Resources of the Boston Athenæum include a large circulating book collection; a public gallery; a rare books collection of over 100,000 volumes; an art collection of 100,000 paintings, sculptures, prints, drawings, photographs, and decorative arts; research collections including one of the world's most important collections of primary materials on the American Civil War; and a public forum offering lectures, readings, concerts, and other events. Special treasures include the largest portion of President George Washington's library from Mount Vernon; Houdon busts of Washington, Benjamin Franklin, and Lafayette once owned by Thomas Jefferson; a first edition copy of Audubon's "Birds of America;" a 1799 set of Goya's "Los caprichos;" portraits by Gilbert Stuart, Chester Harding, and John Singer Sargent; and one of the most extensive collections of contemporary artists' books in the United States.[4]

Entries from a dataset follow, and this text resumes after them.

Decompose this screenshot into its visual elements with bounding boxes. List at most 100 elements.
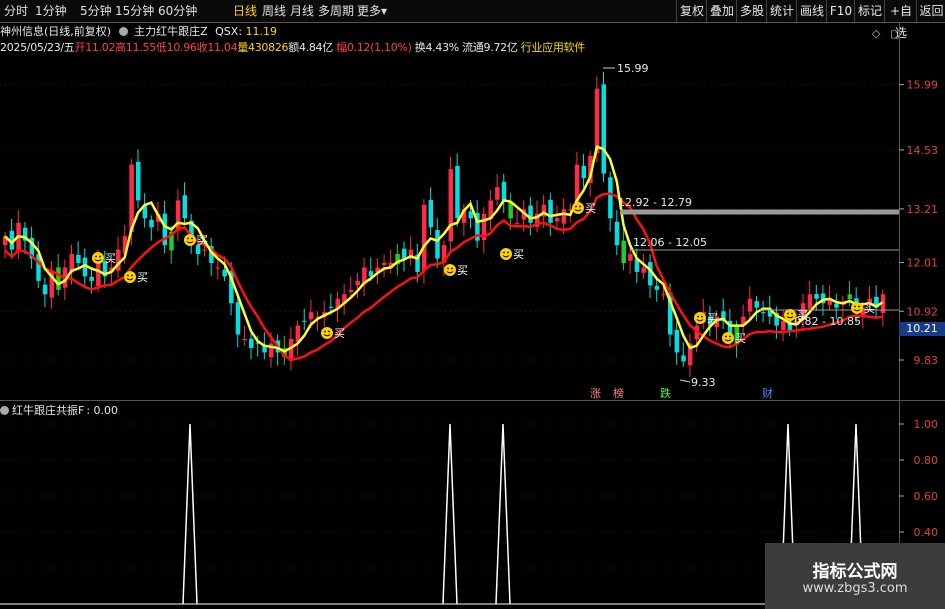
candle-body: [215, 267, 221, 269]
buy-signal-label: 买: [105, 252, 116, 265]
smiley-eye: [503, 251, 505, 254]
indicator-axis-label: 0.40: [914, 526, 939, 539]
price-axis-label: 14.53: [907, 144, 939, 157]
watermark-url: www.zbgs3.com: [802, 581, 908, 596]
buy-smiley-icon: [694, 312, 706, 324]
event-tag-label: 榜: [613, 386, 624, 400]
candle-body: [149, 219, 154, 228]
smiley-eye: [579, 205, 581, 208]
smiley-eye: [791, 312, 793, 315]
candle-body: [202, 249, 207, 251]
candle-body: [847, 294, 853, 300]
candle-body: [814, 293, 819, 299]
candle-body: [42, 284, 48, 295]
buy-smiley-icon: [500, 248, 512, 260]
low-marker-line: [679, 379, 691, 383]
candle-body: [661, 294, 666, 296]
range-label-2: 12.06 - 12.05: [633, 236, 707, 249]
buy-signal-label: 买: [707, 312, 718, 325]
buy-smiley-icon: [784, 309, 796, 321]
indicator-pane-title: 红牛跟庄共振F: 0.00: [0, 404, 118, 418]
price-axis-label: 13.21: [907, 203, 939, 216]
buy-smiley-icon: [92, 252, 104, 264]
buy-signal-label: 买: [334, 327, 345, 340]
buy-signal-label: 买: [864, 302, 875, 315]
candle-body: [56, 267, 61, 290]
smiley-eye: [507, 251, 509, 254]
smiley-eye: [127, 274, 129, 277]
buy-smiley-icon: [722, 332, 734, 344]
candle-body: [781, 321, 786, 331]
annotation-group: 15.999.3312.92 - 12.7912.06 - 12.0510.82…: [92, 62, 899, 400]
buy-signal-label: 买: [797, 309, 808, 322]
candle-body: [508, 202, 513, 219]
kline-chart[interactable]: 15.999.3312.92 - 12.7912.06 - 12.0510.82…: [0, 0, 945, 609]
candle-body: [382, 263, 387, 265]
watermark-title: 指标公式网: [812, 562, 898, 582]
candle-body: [621, 240, 626, 264]
candle-body: [235, 302, 241, 335]
candle-body: [581, 165, 587, 179]
smiley-eye: [187, 237, 189, 240]
candle-body: [561, 209, 567, 224]
smiley-eye: [858, 305, 860, 308]
candle-body: [601, 84, 606, 174]
smiley-eye: [451, 267, 453, 270]
smiley-eye: [787, 312, 789, 315]
candle-body: [594, 88, 600, 154]
candle-body: [348, 289, 354, 293]
candle-body: [455, 165, 460, 219]
signal-spike: [442, 423, 458, 605]
smiley-eye: [854, 305, 856, 308]
candles-group: [3, 71, 886, 377]
price-axis-label: 10.92: [907, 305, 939, 318]
candle-body: [674, 329, 680, 353]
indicator-axis-label: 1.00: [914, 418, 939, 431]
candle-body: [421, 204, 427, 271]
candle-body: [515, 222, 520, 224]
candle-body: [747, 298, 753, 312]
candle-body: [448, 169, 454, 242]
candle-body: [654, 285, 660, 290]
indicator-pane-value: : 0.00: [86, 404, 119, 417]
candle-body: [435, 230, 440, 259]
indicator-axis-label: 0.60: [914, 490, 939, 503]
candle-body: [89, 276, 94, 281]
price-axis-label: 9.83: [914, 354, 939, 367]
candle-body: [175, 200, 181, 231]
smiley-eye: [324, 330, 326, 333]
price-axis-label: 12.01: [907, 257, 939, 270]
candle-body: [834, 303, 839, 308]
candle-body: [501, 181, 507, 201]
candle-body: [182, 195, 188, 219]
buy-smiley-icon: [321, 327, 333, 339]
buy-smiley-icon: [124, 271, 136, 283]
candle-body: [528, 205, 533, 223]
signal-spike: [495, 423, 511, 605]
buy-smiley-icon: [444, 264, 456, 276]
buy-smiley-icon: [184, 234, 196, 246]
candle-body: [302, 320, 307, 322]
indicator-pane-name[interactable]: 红牛跟庄共振F: [12, 404, 84, 417]
buy-smiley-icon: [572, 202, 584, 214]
candle-body: [548, 199, 553, 223]
buy-signal-label: 买: [197, 234, 208, 247]
candle-body: [242, 338, 247, 340]
candle-body: [495, 187, 500, 200]
low-price-label: 9.33: [691, 376, 716, 389]
candle-body: [468, 211, 473, 219]
smiley-eye: [697, 315, 699, 318]
indicator-axis-label: 0.80: [914, 454, 939, 467]
candle-body: [76, 254, 81, 264]
buy-signal-label: 买: [735, 332, 746, 345]
smiley-eye: [99, 255, 101, 258]
price-axis-label: 15.99: [907, 79, 939, 92]
candle-body: [428, 199, 434, 228]
buy-signal-label: 买: [513, 248, 524, 261]
candle-body: [681, 355, 686, 362]
settings-circle-icon[interactable]: [0, 406, 9, 415]
smiley-eye: [95, 255, 97, 258]
candle-body: [96, 263, 101, 287]
candle-body: [402, 248, 407, 259]
candle-body: [761, 312, 766, 314]
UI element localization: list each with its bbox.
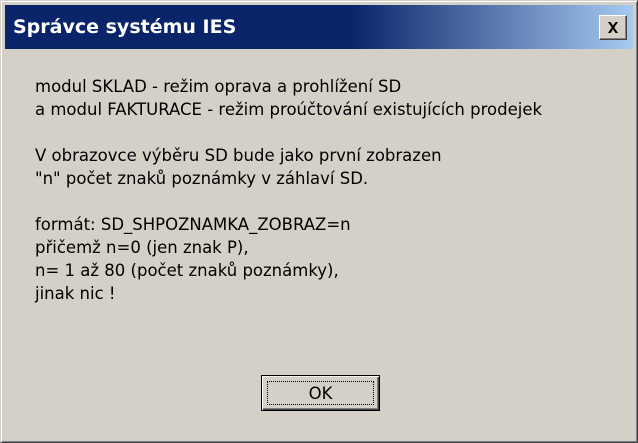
message-line: a modul FAKTURACE - režim proúčtování ex… (35, 100, 543, 119)
close-button[interactable] (599, 15, 627, 40)
ok-button-label: OK (267, 381, 374, 405)
message-line-blank (35, 190, 625, 213)
window-title: Správce systému IES (13, 16, 237, 38)
close-icon (600, 16, 626, 39)
message-line: "n" počet znaků poznámky v záhlaví SD. (35, 169, 369, 188)
message-line: jinak nic ! (35, 284, 116, 303)
message-dialog: Správce systému IES modul SKLAD - režim … (0, 0, 638, 443)
message-line: přičemž n=0 (jen znak P), (35, 238, 249, 257)
title-bar[interactable]: Správce systému IES (5, 5, 633, 49)
message-line: n= 1 až 80 (počet znaků poznámky), (35, 261, 339, 280)
message-line: V obrazovce výběru SD bude jako první zo… (35, 146, 442, 165)
ok-button[interactable]: OK (261, 375, 380, 411)
message-line-blank (35, 121, 625, 144)
message-text: modul SKLAD - režim oprava a prohlížení … (35, 75, 625, 305)
message-line: formát: SD_SHPOZNAMKA_ZOBRAZ=n (35, 215, 351, 234)
message-line: modul SKLAD - režim oprava a prohlížení … (35, 77, 402, 96)
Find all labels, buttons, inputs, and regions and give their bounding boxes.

The Boston Athenæum is also known for the many prominent writers, scholars, and politicians who have been members, including Ralph Waldo Emerson, Nathaniel Hawthorne, Louisa May Alcott, Oliver Wendell Holmes Sr., Oliver Wendell Holmes Jr., John Quincy Adams, Margaret Fuller, Francis Parkman, Amy Lowell, John F. Kennedy, and Edward M. Kennedy.
Source: Wikepedia
The Athenaeum has frequent exhibitions, showing works from within the New England region. Its current show, Called "Works on Paper" includes a couple of photographs of mine from Peddocks Island in Boston Harbor that I made in 2005. The library purchased the full portfolio in 2011.
Peddocks Island is on the gallery page of my site: here.
Catharina Slautterback, the library's curator of prints and photographs, chose works from the permanent collection for the show. This exhibition emphasizes recent acquisitions.
It is a very beautiful show. It is up through mid September.
Although the Athenaeum is a private library for its members, it is free and open to the public on its first floor. It is also one of Boston's great resources, practically across the street from the State House with real charm and an old world presence. Never been? Seize this opportunity to see some great art set in a great place, a retreat from the noise and fast pace in downtown Boston.